Different cell lines, media, and reagents can enhance bioprocessing, but so can electricity. Shelley Minteer, PhD, the Dale and Susan Poulter endowed chair of biological chemistry at the University of Utah in Salt Lake City, and her colleagues wrote: “Bioelectrocatalysis is an interdisciplinary research field combining biocatalysis and electrocatalysis via the utilization of materials derived from biological systems as catalysts to catalyze the redox reactions occurring at an electrode.” This can be applied to many areas of bioprocessing, including the development of drugs and other products.
The breadth of bioelectrocatalysis remains to be seen, but it is being explored around the world. At the Federal University of Bahia in Salvador, Brazil, for example, Paulo Fernando de Almeida, PhD, professor of the ecology of microorganisms, says, “We work with biophotonics and bioelectrostimulation to control microorganisms, from their stimulation to produce bioactives to their elimination in case of a need to kill them, inhibit them, or reduce their number as in harmful organisms.”

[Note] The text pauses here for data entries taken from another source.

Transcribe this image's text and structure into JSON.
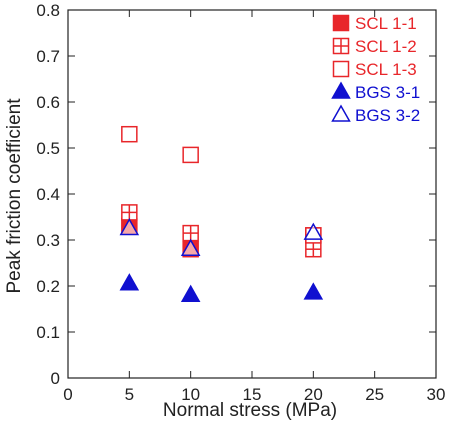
{
  "chart_data": {
    "type": "scatter",
    "title": "",
    "xlabel": "Normal stress (MPa)",
    "ylabel": "Peak friction coefficient",
    "xlim": [
      0,
      30
    ],
    "ylim": [
      0,
      0.8
    ],
    "x_ticks": [
      "0",
      "5",
      "10",
      "15",
      "20",
      "25",
      "30"
    ],
    "y_ticks": [
      "0",
      "0.1",
      "0.2",
      "0.3",
      "0.4",
      "0.5",
      "0.6",
      "0.7",
      "0.8"
    ],
    "grid": false,
    "legend_position": "top-right",
    "series": [
      {
        "name": "SCL 1-1",
        "marker": "filled-square",
        "color": "#e8262a",
        "points": [
          {
            "x": 5,
            "y": 0.33
          },
          {
            "x": 10,
            "y": 0.28
          },
          {
            "x": 20,
            "y": 0.31
          }
        ]
      },
      {
        "name": "SCL 1-2",
        "marker": "crossed-square",
        "color": "#e8262a",
        "points": [
          {
            "x": 5,
            "y": 0.36
          },
          {
            "x": 10,
            "y": 0.315
          },
          {
            "x": 20,
            "y": 0.28
          }
        ]
      },
      {
        "name": "SCL 1-3",
        "marker": "open-square",
        "color": "#e8262a",
        "points": [
          {
            "x": 5,
            "y": 0.53
          },
          {
            "x": 10,
            "y": 0.485
          },
          {
            "x": 20,
            "y": 0.31
          }
        ]
      },
      {
        "name": "BGS 3-1",
        "marker": "filled-triangle",
        "color": "#1010d0",
        "points": [
          {
            "x": 5,
            "y": 0.205
          },
          {
            "x": 10,
            "y": 0.18
          },
          {
            "x": 20,
            "y": 0.185
          }
        ]
      },
      {
        "name": "BGS 3-2",
        "marker": "open-triangle",
        "color": "#1010d0",
        "points": [
          {
            "x": 5,
            "y": 0.325
          },
          {
            "x": 10,
            "y": 0.28
          },
          {
            "x": 20,
            "y": 0.315
          }
        ]
      }
    ]
  }
}
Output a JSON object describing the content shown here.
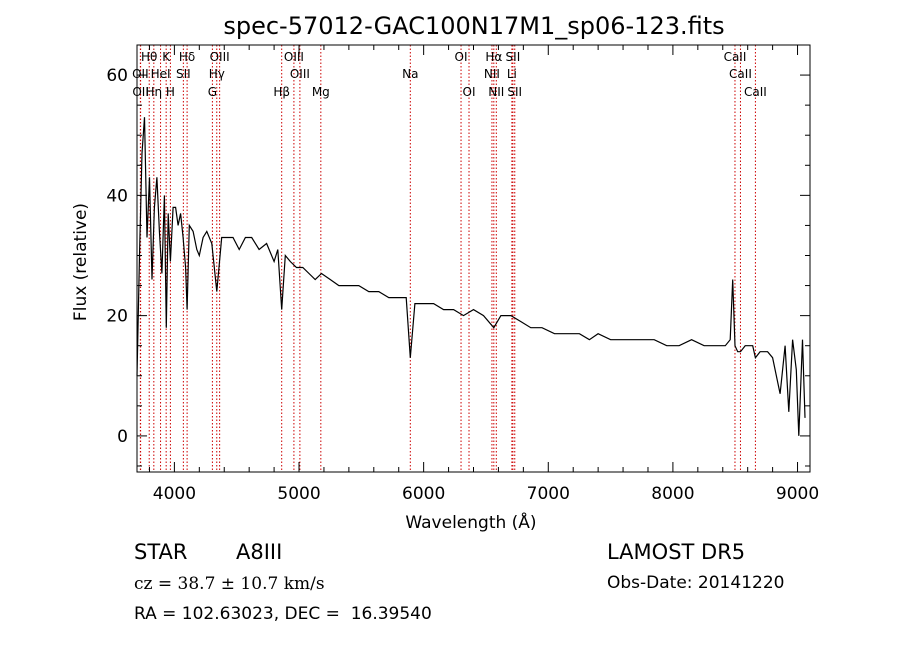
{
  "chart_data": {
    "type": "line",
    "title": "spec-57012-GAC100N17M1_sp06-123.fits",
    "xlabel": "Wavelength (Å)",
    "ylabel": "Flux (relative)",
    "xlim": [
      3700,
      9100
    ],
    "ylim": [
      -6,
      65
    ],
    "xticks": [
      4000,
      5000,
      6000,
      7000,
      8000,
      9000
    ],
    "yticks": [
      0,
      20,
      40,
      60
    ],
    "grid": false,
    "series": [
      {
        "color": "#000000",
        "x": [
          3700,
          3720,
          3740,
          3760,
          3780,
          3800,
          3820,
          3840,
          3860,
          3880,
          3900,
          3920,
          3935,
          3950,
          3968,
          3990,
          4010,
          4030,
          4050,
          4070,
          4090,
          4102,
          4120,
          4150,
          4180,
          4200,
          4230,
          4260,
          4300,
          4340,
          4380,
          4420,
          4470,
          4520,
          4570,
          4620,
          4680,
          4740,
          4800,
          4830,
          4861,
          4890,
          4930,
          4980,
          5030,
          5080,
          5130,
          5180,
          5250,
          5320,
          5400,
          5480,
          5560,
          5640,
          5720,
          5800,
          5860,
          5893,
          5930,
          6000,
          6080,
          6160,
          6240,
          6320,
          6400,
          6480,
          6563,
          6620,
          6700,
          6780,
          6860,
          6950,
          7050,
          7150,
          7250,
          7330,
          7400,
          7500,
          7600,
          7700,
          7780,
          7850,
          7950,
          8050,
          8150,
          8250,
          8350,
          8420,
          8460,
          8480,
          8498,
          8520,
          8542,
          8580,
          8640,
          8662,
          8700,
          8760,
          8800,
          8820,
          8860,
          8900,
          8930,
          8960,
          8990,
          9010,
          9040,
          9060
        ],
        "y": [
          10,
          30,
          47,
          53,
          33,
          43,
          26,
          38,
          43,
          34,
          27,
          40,
          18,
          37,
          29,
          38,
          38,
          35,
          37,
          33,
          28,
          21,
          35,
          34,
          31,
          30,
          33,
          34,
          32,
          24,
          33,
          33,
          33,
          31,
          33,
          33,
          31,
          32,
          29,
          31,
          21,
          30,
          29,
          28,
          28,
          27,
          26,
          27,
          26,
          25,
          25,
          25,
          24,
          24,
          23,
          23,
          23,
          13,
          22,
          22,
          22,
          21,
          21,
          20,
          21,
          20,
          18,
          20,
          20,
          19,
          18,
          18,
          17,
          17,
          17,
          16,
          17,
          16,
          16,
          16,
          16,
          16,
          15,
          15,
          16,
          15,
          15,
          15,
          16,
          26,
          15,
          14,
          14,
          15,
          15,
          13,
          14,
          14,
          13,
          11,
          7,
          15,
          4,
          16,
          11,
          0,
          16,
          3
        ]
      }
    ],
    "lines": [
      {
        "label": "Hθ",
        "x": 3798,
        "row": 0
      },
      {
        "label": "K",
        "x": 3934,
        "row": 0
      },
      {
        "label": "Hδ",
        "x": 4102,
        "row": 0
      },
      {
        "label": "OIII",
        "x": 4363,
        "row": 0
      },
      {
        "label": "OIII",
        "x": 4959,
        "row": 0
      },
      {
        "label": "OI",
        "x": 6300,
        "row": 0
      },
      {
        "label": "Hα",
        "x": 6563,
        "row": 0
      },
      {
        "label": "SII",
        "x": 6716,
        "row": 0
      },
      {
        "label": "CaII",
        "x": 8498,
        "row": 0
      },
      {
        "label": "OII",
        "x": 3727,
        "row": 1
      },
      {
        "label": "HeI",
        "x": 3889,
        "row": 1
      },
      {
        "label": "SII",
        "x": 4072,
        "row": 1
      },
      {
        "label": "Hγ",
        "x": 4340,
        "row": 1
      },
      {
        "label": "OIII",
        "x": 5007,
        "row": 1
      },
      {
        "label": "NII",
        "x": 6548,
        "row": 1
      },
      {
        "label": "Li",
        "x": 6708,
        "row": 1
      },
      {
        "label": "CaII",
        "x": 8542,
        "row": 1
      },
      {
        "label": "OII",
        "x": 3729,
        "row": 2
      },
      {
        "label": "Hη",
        "x": 3835,
        "row": 2
      },
      {
        "label": "H",
        "x": 3968,
        "row": 2
      },
      {
        "label": "G",
        "x": 4305,
        "row": 2
      },
      {
        "label": "Hβ",
        "x": 4861,
        "row": 2
      },
      {
        "label": "Mg",
        "x": 5175,
        "row": 2
      },
      {
        "label": "Na",
        "x": 5893,
        "row": 1
      },
      {
        "label": "OI",
        "x": 6364,
        "row": 2
      },
      {
        "label": "NII",
        "x": 6583,
        "row": 2
      },
      {
        "label": "SII",
        "x": 6731,
        "row": 2
      },
      {
        "label": "CaII",
        "x": 8662,
        "row": 2
      }
    ]
  },
  "info": {
    "object_class": "STAR",
    "subclass": "A8III",
    "survey": "LAMOST DR5",
    "redshift": "cz = 38.7 ± 10.7 km/s",
    "obs_date": "Obs-Date: 20141220",
    "coords": "RA = 102.63023, DEC =  16.39540"
  }
}
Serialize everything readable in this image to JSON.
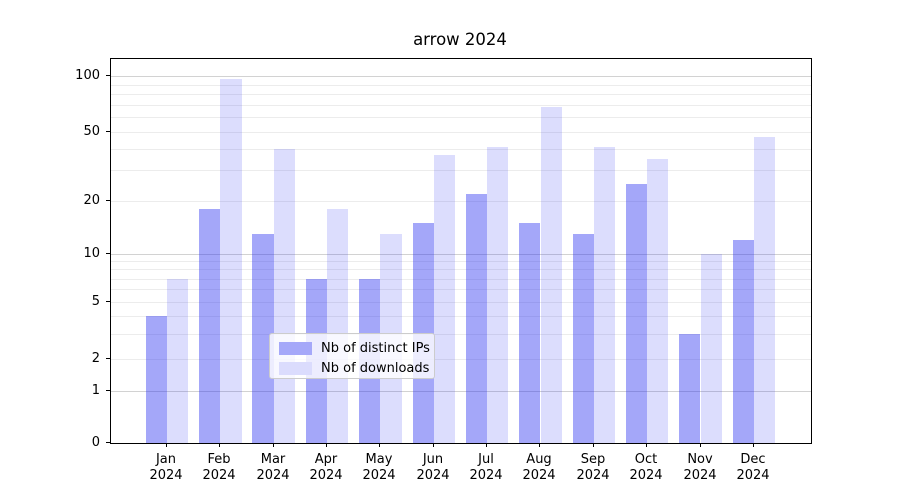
{
  "chart_data": {
    "type": "bar",
    "title": "arrow 2024",
    "xlabel": "",
    "ylabel": "",
    "categories": [
      "Jan",
      "Feb",
      "Mar",
      "Apr",
      "May",
      "Jun",
      "Jul",
      "Aug",
      "Sep",
      "Oct",
      "Nov",
      "Dec"
    ],
    "category_year_suffix": "2024",
    "series": [
      {
        "name": "Nb of distinct IPs",
        "values": [
          4,
          18,
          13,
          7,
          7,
          15,
          22,
          15,
          13,
          25,
          3,
          12
        ],
        "color": "rgba(45,52,242,0.43)",
        "color_on_white": "#a5a8f9"
      },
      {
        "name": "Nb of downloads",
        "values": [
          7,
          97,
          40,
          18,
          13,
          37,
          41,
          68,
          41,
          35,
          10,
          47
        ],
        "color": "rgba(45,52,242,0.17)",
        "color_on_white": "#dbdcfd"
      }
    ],
    "yscale": "symlog",
    "ylim": [
      0,
      120
    ],
    "yticks": [
      0,
      1,
      2,
      5,
      10,
      20,
      50,
      100
    ],
    "grid": true,
    "grid_major_values": [
      1,
      10,
      100
    ],
    "grid_minor_values": [
      2,
      3,
      4,
      5,
      6,
      7,
      8,
      9,
      20,
      30,
      40,
      50,
      60,
      70,
      80,
      90
    ],
    "legend_position": "lower center inside"
  },
  "colors": {
    "background": "#ffffff",
    "axis": "#000000",
    "grid_major": "#d2d2d2",
    "grid_minor": "#ececec",
    "legend_border": "#cccccc",
    "text": "#000000"
  }
}
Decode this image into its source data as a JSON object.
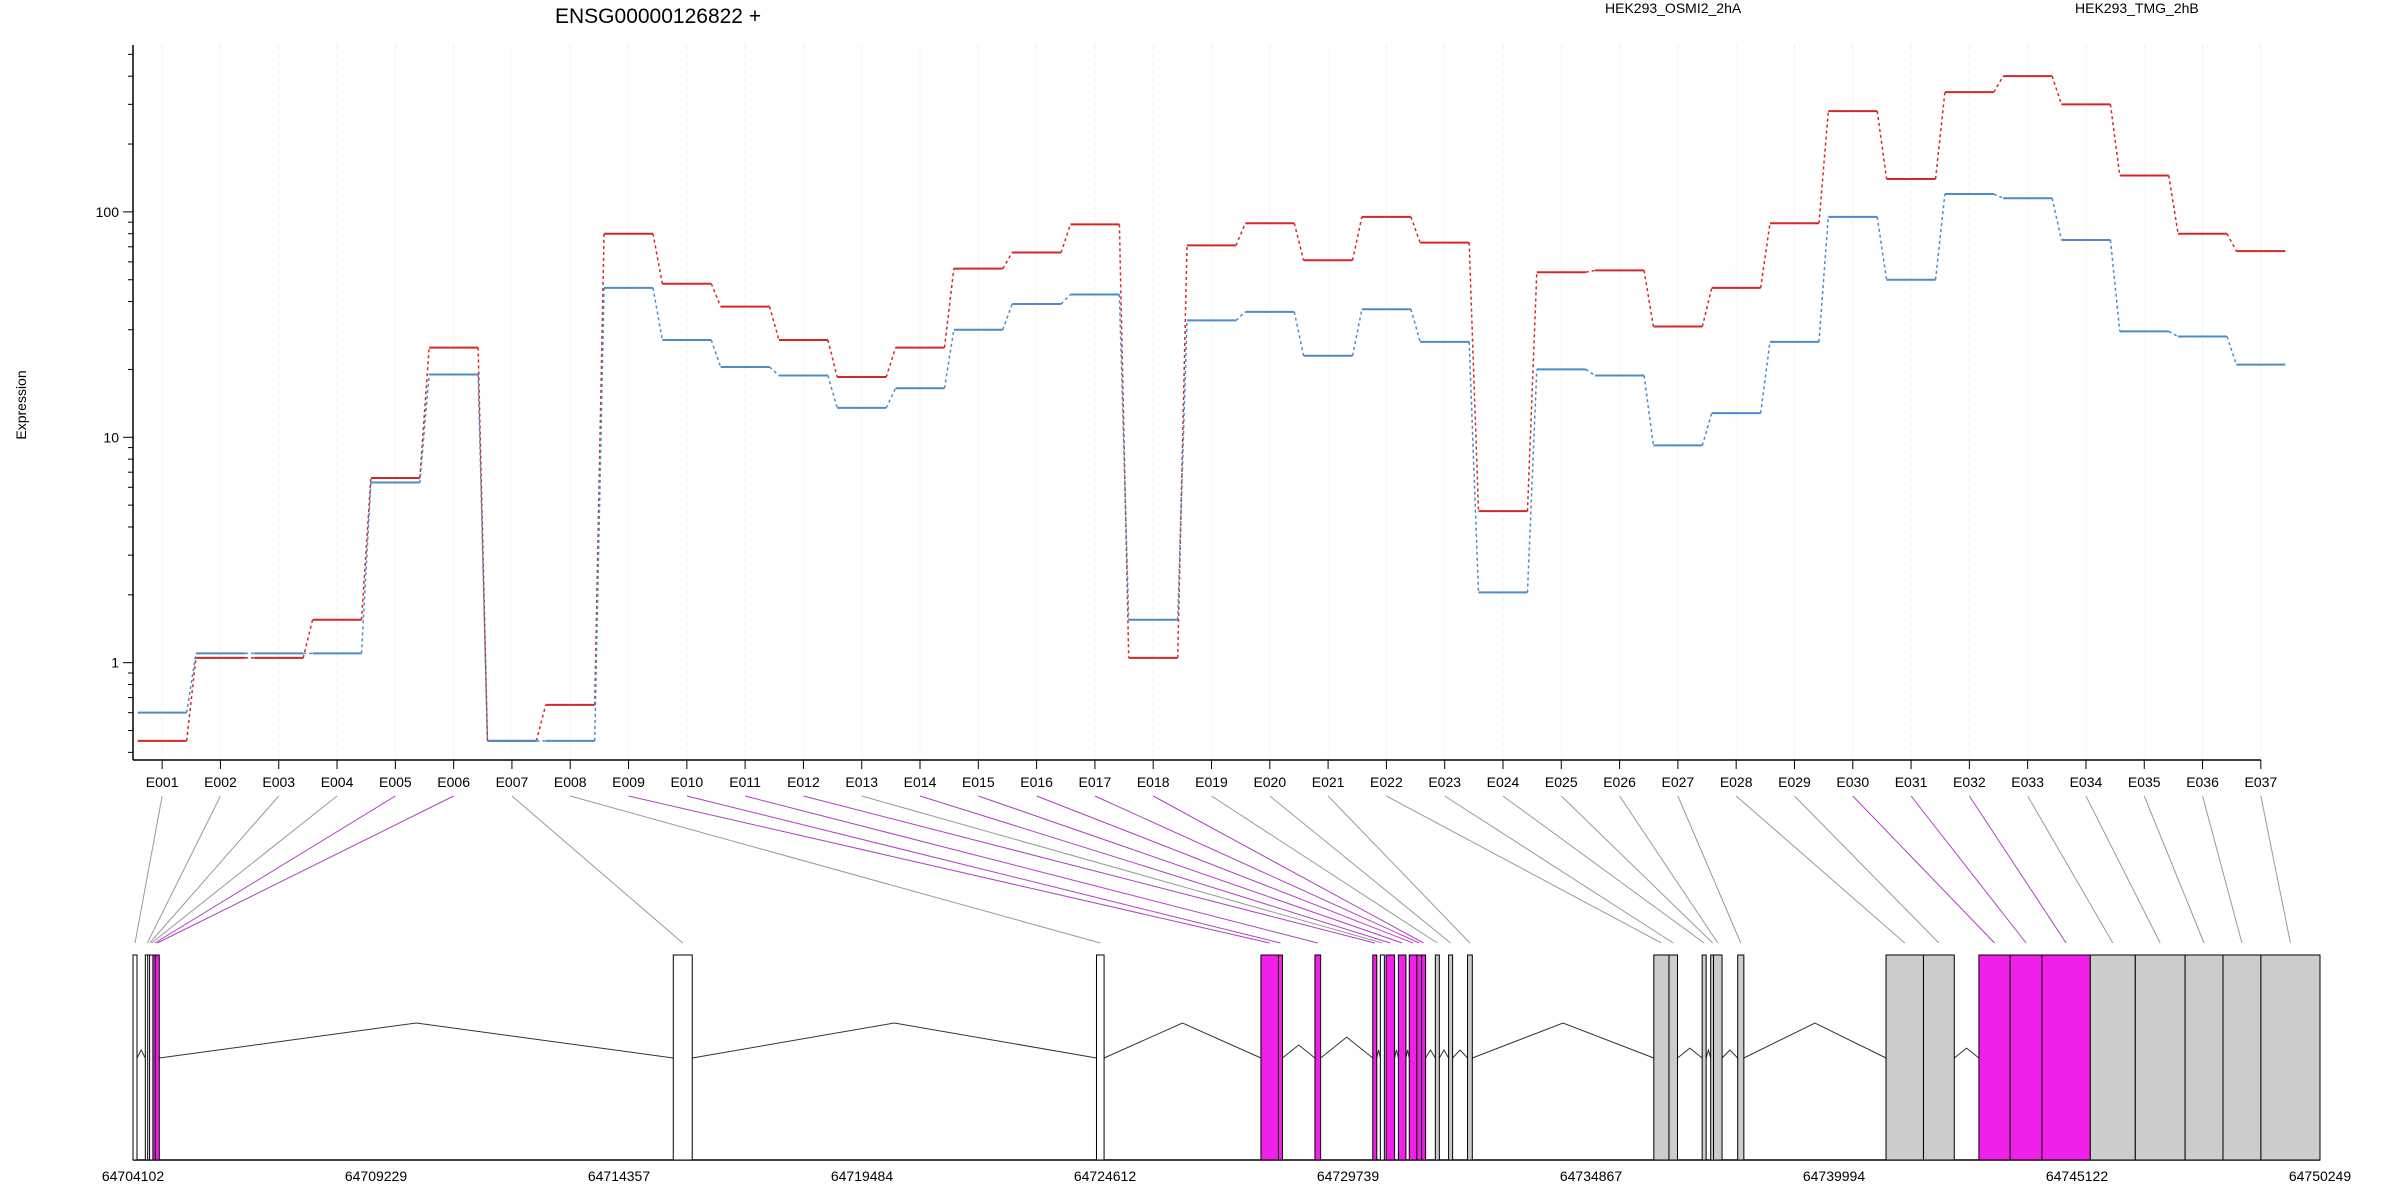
{
  "chart_data": {
    "type": "line",
    "title": "ENSG00000126822 +",
    "ylabel": "Expression",
    "xlabel": "",
    "yscale": "log",
    "ylim": [
      0.37,
      550
    ],
    "yticks": [
      1,
      10,
      100
    ],
    "ytick_labels": [
      "1",
      "10",
      "100"
    ],
    "categories": [
      "E001",
      "E002",
      "E003",
      "E004",
      "E005",
      "E006",
      "E007",
      "E008",
      "E009",
      "E010",
      "E011",
      "E012",
      "E013",
      "E014",
      "E015",
      "E016",
      "E017",
      "E018",
      "E019",
      "E020",
      "E021",
      "E022",
      "E023",
      "E024",
      "E025",
      "E026",
      "E027",
      "E028",
      "E029",
      "E030",
      "E031",
      "E032",
      "E033",
      "E034",
      "E035",
      "E036",
      "E037"
    ],
    "series": [
      {
        "name": "HEK293_OSMI2_2hA",
        "color": "#d62728",
        "values": [
          0.45,
          1.05,
          1.05,
          1.55,
          6.6,
          25,
          0.45,
          0.65,
          80,
          48,
          38,
          27,
          18.5,
          25,
          56,
          66,
          88,
          1.05,
          71,
          89,
          61,
          95,
          73,
          4.7,
          54,
          55,
          31,
          46,
          89,
          280,
          140,
          340,
          400,
          300,
          145,
          80,
          67
        ]
      },
      {
        "name": "HEK293_TMG_2hB",
        "color": "#4a8cc7",
        "values": [
          0.6,
          1.1,
          1.1,
          1.1,
          6.3,
          19,
          0.45,
          0.45,
          46,
          27,
          20.5,
          18.8,
          13.5,
          16.5,
          30,
          39,
          43,
          1.55,
          33,
          36,
          23,
          37,
          26.5,
          2.05,
          20,
          18.8,
          9.2,
          12.8,
          26.5,
          95,
          50,
          120,
          115,
          75,
          29.5,
          28,
          21
        ]
      }
    ],
    "gene_coordinates": [
      "64704102",
      "64709229",
      "64714357",
      "64719484",
      "64724612",
      "64729739",
      "64734867",
      "64739994",
      "64745122",
      "64750249"
    ],
    "coord_range": [
      64704102,
      64750249
    ],
    "exons": [
      {
        "id": "E001",
        "start": 64704102,
        "end": 64704162,
        "style": "white"
      },
      {
        "id": "E002",
        "start": 64704362,
        "end": 64704412,
        "style": "white"
      },
      {
        "id": "E003",
        "start": 64704412,
        "end": 64704452,
        "style": "white"
      },
      {
        "id": "E004",
        "start": 64704452,
        "end": 64704512,
        "style": "white"
      },
      {
        "id": "E005",
        "start": 64704522,
        "end": 64704572,
        "style": "magenta"
      },
      {
        "id": "E006",
        "start": 64704572,
        "end": 64704622,
        "style": "magenta"
      },
      {
        "id": "E007",
        "start": 64715502,
        "end": 64715902,
        "style": "white"
      },
      {
        "id": "E008",
        "start": 64724432,
        "end": 64724592,
        "style": "white"
      },
      {
        "id": "E009",
        "start": 64727902,
        "end": 64728272,
        "style": "magenta"
      },
      {
        "id": "E010",
        "start": 64728272,
        "end": 64728332,
        "style": "magenta"
      },
      {
        "id": "E011",
        "start": 64729042,
        "end": 64729162,
        "style": "magenta"
      },
      {
        "id": "E012",
        "start": 64730262,
        "end": 64730322,
        "style": "magenta"
      },
      {
        "id": "E013",
        "start": 64730422,
        "end": 64730482,
        "style": "white"
      },
      {
        "id": "E014",
        "start": 64730542,
        "end": 64730722,
        "style": "magenta"
      },
      {
        "id": "E015",
        "start": 64730802,
        "end": 64730962,
        "style": "magenta"
      },
      {
        "id": "E016",
        "start": 64731032,
        "end": 64731192,
        "style": "magenta"
      },
      {
        "id": "E017",
        "start": 64731192,
        "end": 64731292,
        "style": "magenta"
      },
      {
        "id": "E018",
        "start": 64731292,
        "end": 64731362,
        "style": "magenta"
      },
      {
        "id": "E019",
        "start": 64731582,
        "end": 64731662,
        "style": "grey"
      },
      {
        "id": "E020",
        "start": 64731862,
        "end": 64731942,
        "style": "grey"
      },
      {
        "id": "E021",
        "start": 64732262,
        "end": 64732362,
        "style": "grey"
      },
      {
        "id": "E022",
        "start": 64736192,
        "end": 64736512,
        "style": "grey"
      },
      {
        "id": "E023",
        "start": 64736512,
        "end": 64736692,
        "style": "grey"
      },
      {
        "id": "E024",
        "start": 64737212,
        "end": 64737292,
        "style": "grey"
      },
      {
        "id": "E025",
        "start": 64737392,
        "end": 64737452,
        "style": "grey"
      },
      {
        "id": "E026",
        "start": 64737452,
        "end": 64737632,
        "style": "grey"
      },
      {
        "id": "E027",
        "start": 64737962,
        "end": 64738092,
        "style": "grey"
      },
      {
        "id": "E028",
        "start": 64741092,
        "end": 64741882,
        "style": "grey"
      },
      {
        "id": "E029",
        "start": 64741882,
        "end": 64742532,
        "style": "grey"
      },
      {
        "id": "E030",
        "start": 64743052,
        "end": 64743712,
        "style": "magenta"
      },
      {
        "id": "E031",
        "start": 64743712,
        "end": 64744382,
        "style": "magenta"
      },
      {
        "id": "E032",
        "start": 64744382,
        "end": 64745402,
        "style": "magenta"
      },
      {
        "id": "E033",
        "start": 64745402,
        "end": 64746352,
        "style": "grey"
      },
      {
        "id": "E034",
        "start": 64746352,
        "end": 64747402,
        "style": "grey"
      },
      {
        "id": "E035",
        "start": 64747402,
        "end": 64748202,
        "style": "grey"
      },
      {
        "id": "E036",
        "start": 64748202,
        "end": 64749002,
        "style": "grey"
      },
      {
        "id": "E037",
        "start": 64749002,
        "end": 64750249,
        "style": "grey"
      }
    ],
    "colors": {
      "magenta": "#f020e8",
      "grey": "#cccccc",
      "white": "#ffffff",
      "link_magenta": "#b040c0",
      "link_grey": "#999999"
    }
  }
}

Almeida explains that he and his colleagues proved that electric currents activate cellular metabolism. “We are now looking to see if they increase genetic activity and consequently act on transcription and translation as occurs with both laser and LED light irradiation, resulting in significantly higher catabolic and metabolic responses,” he says. Given the importance of economics in bioprocessing, he adds, “Our results indicate that electrostimulation is a low-cost booster of bioprocesses.”
Showing the range of bioelectrocatalysis in bioprocessing, Almeida and his colleagues applied electric currents in the range of microamps to Saccharomyces cerevisiae during alcoholic fermentation. “The application of electrical currents at certain amperages increased ethanol production by 10%,” he says. When asked how electricity impacts bioprocessing, Almeida says that it “stimulates cellular metabolism and increases the release of bioactives.”
Although much of the work in bioelectrocatalysis remains at small volumes, it can be scaled up. “We built bioreactors of up to 80 L adapted to electrical currents in the culture medium,” Almeida says. “We have expertise in adapting commercial reactors in order to make them suitable for the application of electrical currents in industrial bioprocesses.”